Apparently, back in the day, Prince Charles did not know the surfing etiquette very well and would often drop in on other surfers in the water, thus angering them in the process.
Soon after the photographs were taken, Prince Charles became patron of the British Surfing Association. And in 1978, he even went so far as to host the British surfing team at the Buckingham Palace before they set off for the World Championship in South Africa. Prince Charles has not surfed in a long time now, however, but perhaps one day he will decide to hit the beach again (and show us his improved surfing etiquette!).
Adolph Spreckels was Clark Gable’s stepson. His mother married Gable when Spreckels was five years old. Spreckels was heir to the Spreckels Sugar fortune and his Great Grandfather was a sugar baron. Spreckels was said to be a reincarnated Hawaiian prince by the keepers of island lore, known as Old Kahunas.
Soon after Gable died, Spreckels first learned how to surf in Waikiki. He was an uncontrollable teenager and was once cut off from his family fortune. However, he soon benefited from a multi-million dollar inheritance and in the early 70’s it was believed that he possessed more surfboards than anyone else in the world.
In 1969 he helped invent an almost universal feature found on short boards called the “down” rail. As well as that, he was one of the first men to ride the waves at Backdoor Pipeline in Hawaii, which were considered extremely dangerous. Nonetheless, his easy lifestyle got to him and he died of a drug overdose at the age of twenty seven.
'Mad' Jack Churchill
Jack Churchill, or “Mad Jack”, has to be not only one of the most fascinating surfers out there, but also the most fascinating man, to ever live. He was the only soldier to kill his enemies with arrows shot from a crossbow. He was awarded the Yugoslavian Partisan Star as well as the Distinguished Service Order and the Military Cross for his war efforts. Later, he got rid of his arrows and rode into battle playing pipes. His favorite tune to play was “Will Ye No Come Back Again?”.

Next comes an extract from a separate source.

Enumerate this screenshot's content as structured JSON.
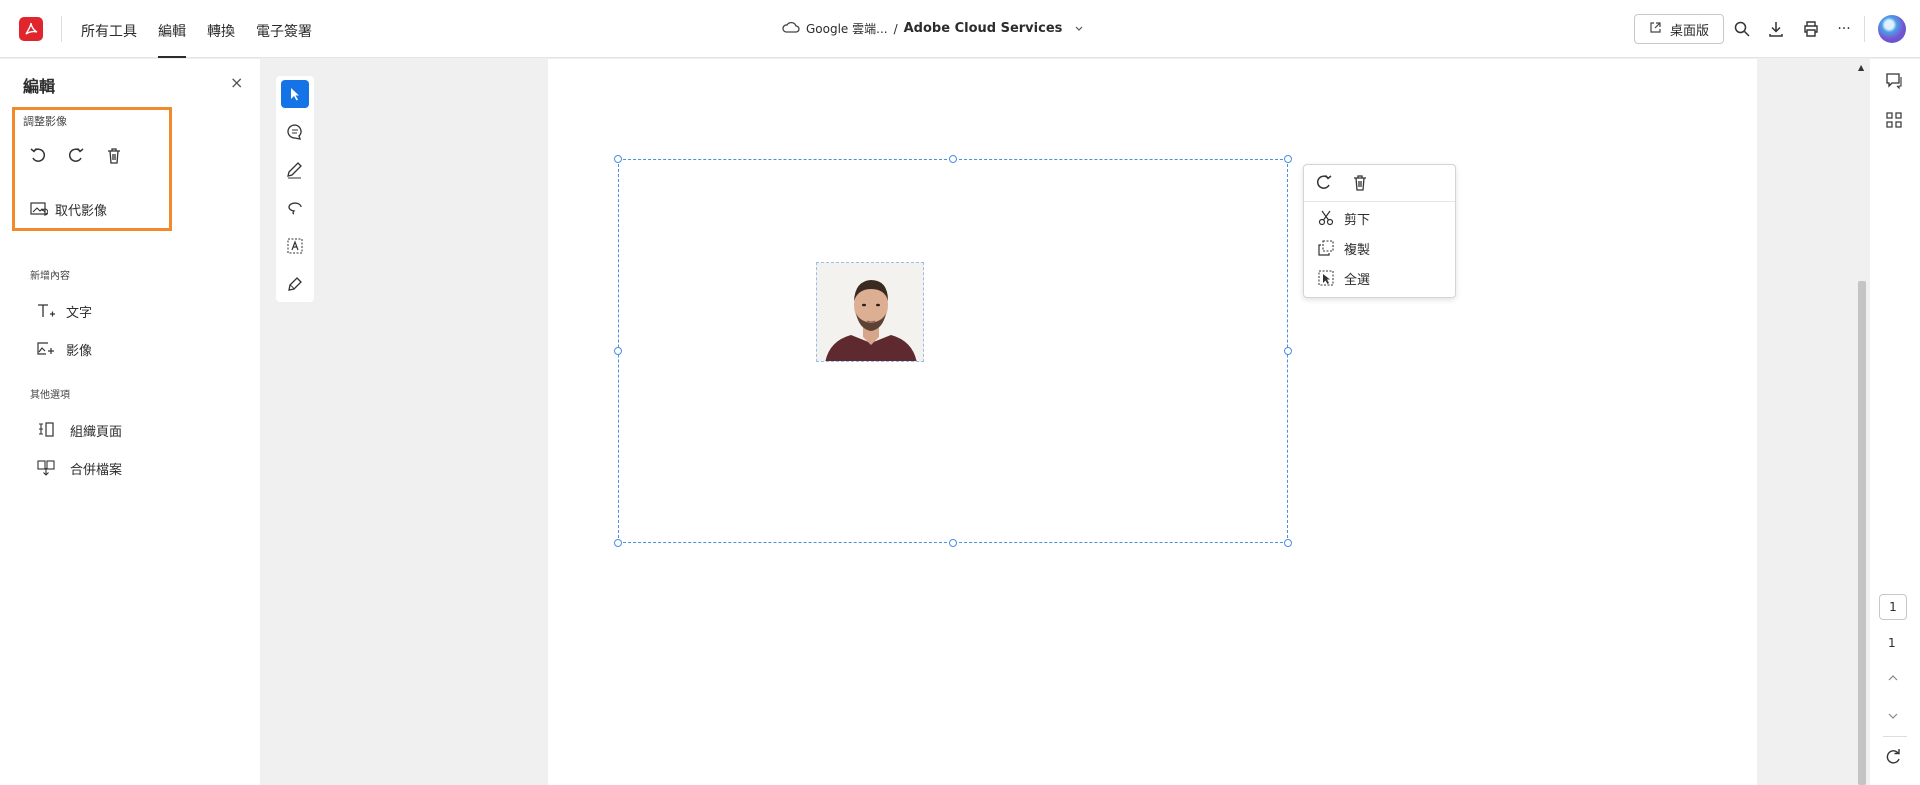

In fact, it was this song he played when the Nazis knocked him down with a grenade blast. It is believed that they thought Jack Churchill was a relative of Winston Churchill and thus instead of killing him decided to send him to Berlin for interrogation. It was of course found he had no links to Churchill and he was sent to a concentration camp. He escaped the camp and attempted to walk 125 miles through German territory to the Baltic Sea. He was caught near the shore and brought to a different camp. There, he escaped yet again during a power outage and walked about 100 miles surviving on vegetables he cooked in a stolen rusted can.
As if his war adventures were not enough, in 1955 Churchill decided to surf the tidal Severn Bore near Gloucester. He surfed it on 16ft Australian-style surfboard he had previously made himself and which he towed behind his motorcycle.
Witnesses to this mad act were convinced that the oncoming waves would drown Churchill, as they often drowned stray farm animals. They tried to convince him to give way but he could not be swayed. He laughed looking at them, and said, “I will be all right”.
He rode the Severn Bore for over a mile and was the first man to do it.